Semester I-2020, 4 Lini Bisnis Mandiri Sekuritas Catat Pertumbuhan Positif

Kompas.com - 23/07/2020, 13:28 WIB
Ilustrasi: Aktivitas perdagangan saham PRIYOMBODOIlustrasi: Aktivitas perdagangan saham

JAKARTA, KOMPAS.com - PT Mandiri Sekuritas catatkan pertumbuhan yang signifikan pada 4 lini bisnis utama di pasar modal.

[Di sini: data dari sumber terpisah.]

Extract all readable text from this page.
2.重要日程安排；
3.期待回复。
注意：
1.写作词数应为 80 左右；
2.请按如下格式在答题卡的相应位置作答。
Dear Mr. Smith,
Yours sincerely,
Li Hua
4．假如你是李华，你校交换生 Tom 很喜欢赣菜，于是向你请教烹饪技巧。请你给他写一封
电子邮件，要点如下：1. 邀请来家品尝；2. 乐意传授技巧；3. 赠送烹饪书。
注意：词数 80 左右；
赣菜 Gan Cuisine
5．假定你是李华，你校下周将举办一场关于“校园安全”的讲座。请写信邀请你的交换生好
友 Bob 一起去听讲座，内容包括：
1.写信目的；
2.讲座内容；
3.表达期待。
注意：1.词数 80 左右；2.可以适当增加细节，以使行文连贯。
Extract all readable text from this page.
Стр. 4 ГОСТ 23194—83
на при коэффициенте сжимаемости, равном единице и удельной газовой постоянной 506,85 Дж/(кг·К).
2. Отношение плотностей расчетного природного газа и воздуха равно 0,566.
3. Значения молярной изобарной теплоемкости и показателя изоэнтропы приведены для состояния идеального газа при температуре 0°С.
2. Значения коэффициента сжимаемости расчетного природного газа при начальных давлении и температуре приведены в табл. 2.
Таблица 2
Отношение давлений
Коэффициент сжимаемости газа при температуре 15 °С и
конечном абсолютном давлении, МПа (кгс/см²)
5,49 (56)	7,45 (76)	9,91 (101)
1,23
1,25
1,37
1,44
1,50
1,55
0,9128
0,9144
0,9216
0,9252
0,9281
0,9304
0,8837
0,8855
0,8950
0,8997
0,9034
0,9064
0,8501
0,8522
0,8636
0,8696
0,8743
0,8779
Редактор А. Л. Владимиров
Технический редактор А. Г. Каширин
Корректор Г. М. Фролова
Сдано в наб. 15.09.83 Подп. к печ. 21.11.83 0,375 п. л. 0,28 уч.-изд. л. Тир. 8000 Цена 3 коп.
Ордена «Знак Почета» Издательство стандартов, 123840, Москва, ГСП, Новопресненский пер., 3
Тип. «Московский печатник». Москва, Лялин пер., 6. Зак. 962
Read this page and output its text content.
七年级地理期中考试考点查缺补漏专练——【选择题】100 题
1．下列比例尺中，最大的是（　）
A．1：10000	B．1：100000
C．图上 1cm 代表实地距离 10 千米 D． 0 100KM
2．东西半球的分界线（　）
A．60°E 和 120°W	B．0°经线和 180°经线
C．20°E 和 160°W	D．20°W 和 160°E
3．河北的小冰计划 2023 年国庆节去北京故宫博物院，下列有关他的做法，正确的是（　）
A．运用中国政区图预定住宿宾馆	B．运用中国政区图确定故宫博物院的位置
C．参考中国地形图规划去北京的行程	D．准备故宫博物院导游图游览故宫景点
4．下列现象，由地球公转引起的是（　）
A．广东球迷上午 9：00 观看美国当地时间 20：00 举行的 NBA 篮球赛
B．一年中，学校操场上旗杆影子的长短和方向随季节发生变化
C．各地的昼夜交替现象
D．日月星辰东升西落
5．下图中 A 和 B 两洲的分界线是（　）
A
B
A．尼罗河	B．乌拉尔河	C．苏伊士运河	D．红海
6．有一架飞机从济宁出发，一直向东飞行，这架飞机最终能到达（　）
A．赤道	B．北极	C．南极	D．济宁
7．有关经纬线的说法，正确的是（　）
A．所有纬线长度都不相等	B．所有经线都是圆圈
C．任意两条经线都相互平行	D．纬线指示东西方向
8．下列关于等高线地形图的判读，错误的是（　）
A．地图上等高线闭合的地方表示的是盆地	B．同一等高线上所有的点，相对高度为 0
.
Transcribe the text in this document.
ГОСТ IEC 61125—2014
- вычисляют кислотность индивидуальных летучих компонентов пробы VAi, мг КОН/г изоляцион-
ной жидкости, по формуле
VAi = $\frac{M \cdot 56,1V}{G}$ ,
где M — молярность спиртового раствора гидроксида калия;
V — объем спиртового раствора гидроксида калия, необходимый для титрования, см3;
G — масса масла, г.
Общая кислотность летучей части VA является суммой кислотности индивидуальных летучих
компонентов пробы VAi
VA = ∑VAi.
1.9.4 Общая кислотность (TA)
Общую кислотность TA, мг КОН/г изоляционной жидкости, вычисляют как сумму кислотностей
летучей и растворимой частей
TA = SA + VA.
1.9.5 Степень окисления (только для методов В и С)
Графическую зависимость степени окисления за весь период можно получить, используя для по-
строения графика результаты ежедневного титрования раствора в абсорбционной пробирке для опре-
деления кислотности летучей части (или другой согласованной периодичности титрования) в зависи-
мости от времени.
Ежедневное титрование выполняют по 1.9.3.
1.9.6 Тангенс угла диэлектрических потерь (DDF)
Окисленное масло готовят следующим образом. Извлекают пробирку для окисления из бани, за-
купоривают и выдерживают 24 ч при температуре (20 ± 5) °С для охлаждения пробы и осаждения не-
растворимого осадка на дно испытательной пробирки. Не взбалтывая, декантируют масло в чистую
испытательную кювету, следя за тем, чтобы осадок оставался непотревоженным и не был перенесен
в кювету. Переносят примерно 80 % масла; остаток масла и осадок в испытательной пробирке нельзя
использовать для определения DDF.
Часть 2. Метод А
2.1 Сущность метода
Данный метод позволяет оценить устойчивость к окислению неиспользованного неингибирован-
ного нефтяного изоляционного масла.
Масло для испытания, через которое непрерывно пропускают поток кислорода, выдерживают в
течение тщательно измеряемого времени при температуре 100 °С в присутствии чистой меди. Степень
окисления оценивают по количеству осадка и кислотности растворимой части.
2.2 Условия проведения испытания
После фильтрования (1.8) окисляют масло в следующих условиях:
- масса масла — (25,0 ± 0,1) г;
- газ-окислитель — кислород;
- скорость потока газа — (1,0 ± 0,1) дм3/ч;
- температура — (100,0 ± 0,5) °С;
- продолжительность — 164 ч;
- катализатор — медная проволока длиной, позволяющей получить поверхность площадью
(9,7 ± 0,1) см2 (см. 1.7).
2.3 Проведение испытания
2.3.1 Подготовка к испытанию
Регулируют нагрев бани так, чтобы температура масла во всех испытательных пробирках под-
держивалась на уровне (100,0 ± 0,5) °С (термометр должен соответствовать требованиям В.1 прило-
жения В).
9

Adapun pertumbuhan layanan pasar modal tersebut antara lain Capital Market Institusi dengan pertumbuhan 42 persen dari total revenue.

Bisnis Retail juga tumbuh 30 persen dari total revenue, diikuti oleh Investment Banking yang juga tumbuh 19 persen dari total revenue, sedangkan Global Bond yang juga tumbuh 8 persen dari total revenue.

Mandiri Sekuritas juga mencatatkan pertumbuhan bisnis global bond melalui anak perusahaan Mandiri Securities Pte Ltd (Mandiri Securities Singapore) yang melonjak 41 persen dibanding periode yang sama tahun sebelumnya.

Baca juga: OJK Disarankan Jadi Pengawas Pasar Modal dan Industri Keuangan Non-bank Saja

Direktur Utama Mandiri Sekuritas Dannif Danusaputro mengatakan, kinerja dan profitabilitas yang positif ini didorong oleh kemampuan perusahaan dalam mengotimalkan lini bisnis yang komprehensif serta mengelola operasional secara efisien.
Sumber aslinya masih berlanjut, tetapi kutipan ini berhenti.